Che le forze militari stessero assumendo un più marcato ruolo politico, arrogandosi il diritto di intervenire in caso di crisi tra i poteri o di convulsione sociale, era risultato chiaro già nel 2018, quando, alla vigilia dell’arresto di Lula, il generale Eduardo Villas Bôas non aveva esitato a minacciare velatamente l’intervento delle forze armate nel caso di una sentenza della Corte Suprema favorevole all’ex presidente.

E a lanciare l’allarme era stata l’anno scorso anche Dilma Rousseff, mettendo in guardia dall’errore di «supporre che sarà facile togliere 11mila militari dal governo e farli tornare in caserma».
E che siano 11mila o “solo” 6mila come indicato invece dal rapporto del Tribunal de Contas da União del 2021, non ci sono dubbi che almeno una parte di essi stia intervenendo a gamba tesa nella campagna elettorale, sposando le critiche di Bolsonaro al sistema di voto elettronico che pure lo ha condotto alla guida del paese. Un argomento a cui il presidente ribatte sostenendo, ovviamente senza prove, che le elezioni del 2014 sarebbero state vinte da Dilma grazie alle frodi elettorali e che, senza brogli, lui avrebbe conquistato la presidenza nel 2018 già al primo turno.

Né è servito a qualcosa che il Tribunale superiore elettorale (Tse), guidato da Edson Fachin, abbia creato una Commissione di trasparenza elettorale con la partecipazione, oltre che del congresso e di diverse organizzazioni della società civile, anche delle forze armate, alle quali è stato così riconosciuto il diritto di pronunciarsi sulle elezioni. E i pronunciamenti, da parte dei militari vicini a Bolsonaro, sono risultati praticamente ininterrotti, avendo essi inviato, negli ultimi otto mesi, addirittura 88 critiche su presunte fragilità del voto elettronico – tutte in linea con il verbo bolsonarista – confutate dal Tse in 700 pagine di risposta.
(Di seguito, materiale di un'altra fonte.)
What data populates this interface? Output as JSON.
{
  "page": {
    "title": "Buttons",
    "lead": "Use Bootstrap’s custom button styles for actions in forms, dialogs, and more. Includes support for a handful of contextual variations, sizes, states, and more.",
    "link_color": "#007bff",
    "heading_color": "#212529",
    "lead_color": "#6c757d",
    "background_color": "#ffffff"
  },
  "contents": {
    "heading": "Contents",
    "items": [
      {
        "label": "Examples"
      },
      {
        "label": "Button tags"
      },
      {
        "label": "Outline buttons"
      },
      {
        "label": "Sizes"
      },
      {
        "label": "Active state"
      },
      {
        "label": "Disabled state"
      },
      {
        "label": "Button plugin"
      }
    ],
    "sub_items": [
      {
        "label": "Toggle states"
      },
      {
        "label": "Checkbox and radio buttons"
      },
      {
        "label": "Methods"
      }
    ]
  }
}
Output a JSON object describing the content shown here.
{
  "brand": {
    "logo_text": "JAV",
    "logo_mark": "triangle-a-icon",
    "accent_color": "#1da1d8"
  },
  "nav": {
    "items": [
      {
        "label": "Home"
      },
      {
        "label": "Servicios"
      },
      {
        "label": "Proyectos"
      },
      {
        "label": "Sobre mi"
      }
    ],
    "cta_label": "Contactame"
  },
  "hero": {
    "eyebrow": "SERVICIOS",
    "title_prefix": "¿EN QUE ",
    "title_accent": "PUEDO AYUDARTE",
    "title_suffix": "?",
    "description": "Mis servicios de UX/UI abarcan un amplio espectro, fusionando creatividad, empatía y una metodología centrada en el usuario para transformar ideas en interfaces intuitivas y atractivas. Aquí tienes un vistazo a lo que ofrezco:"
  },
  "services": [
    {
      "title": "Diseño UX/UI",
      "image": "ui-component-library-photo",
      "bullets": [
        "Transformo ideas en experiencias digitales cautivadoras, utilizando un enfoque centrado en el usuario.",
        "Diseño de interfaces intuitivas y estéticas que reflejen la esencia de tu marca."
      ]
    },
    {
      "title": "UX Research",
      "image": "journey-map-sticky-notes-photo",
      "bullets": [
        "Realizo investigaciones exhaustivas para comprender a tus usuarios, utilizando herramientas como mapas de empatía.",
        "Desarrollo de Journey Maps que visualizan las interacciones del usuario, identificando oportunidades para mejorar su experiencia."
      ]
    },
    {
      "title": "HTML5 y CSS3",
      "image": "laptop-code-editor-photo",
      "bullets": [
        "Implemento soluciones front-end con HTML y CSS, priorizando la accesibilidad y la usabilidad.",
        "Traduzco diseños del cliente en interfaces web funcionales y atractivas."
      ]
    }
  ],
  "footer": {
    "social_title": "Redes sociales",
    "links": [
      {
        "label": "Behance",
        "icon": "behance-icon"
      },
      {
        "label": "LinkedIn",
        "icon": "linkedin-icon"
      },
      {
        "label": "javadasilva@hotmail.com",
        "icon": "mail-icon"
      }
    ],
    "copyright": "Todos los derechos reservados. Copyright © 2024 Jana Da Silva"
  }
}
NON MERAVIGLIA dunque che, secondo la stampa brasiliana, i consiglieri di Lula abbiano intensificato i contatti informali con i vertici delle forze armate a proposito del rischio di un golpe in caso di sconfitta di Bolsonaro, ricevendo al riguardo ampie rassicurazioni: i militari allineati al presidente, è stato loro risposto, non avrebbero la forza di realizzare una rottura istituzionale. Tanto più che, stando a un sondaggio di Datafolha, è l’82% della popolazione a confidare sulla bontà del voto elettronico: 13 punti in più che nel dicembre del 2020.

E se, per scongiurare possibili iniziative golpiste, c’è chi, sia all’interno del Senato che tra le organizzazioni della società civile, si sta attivamente mobilitando, persino il moderato Fachin ha assunto una volta tanto, rispetto ai “suggerimenti” dei militari, toni più netti: in tema di giustizia elettorale, ha detto, «chi ha l’ultima parola è il Tribunale elettorale. E così sarà durante la mia presidenza».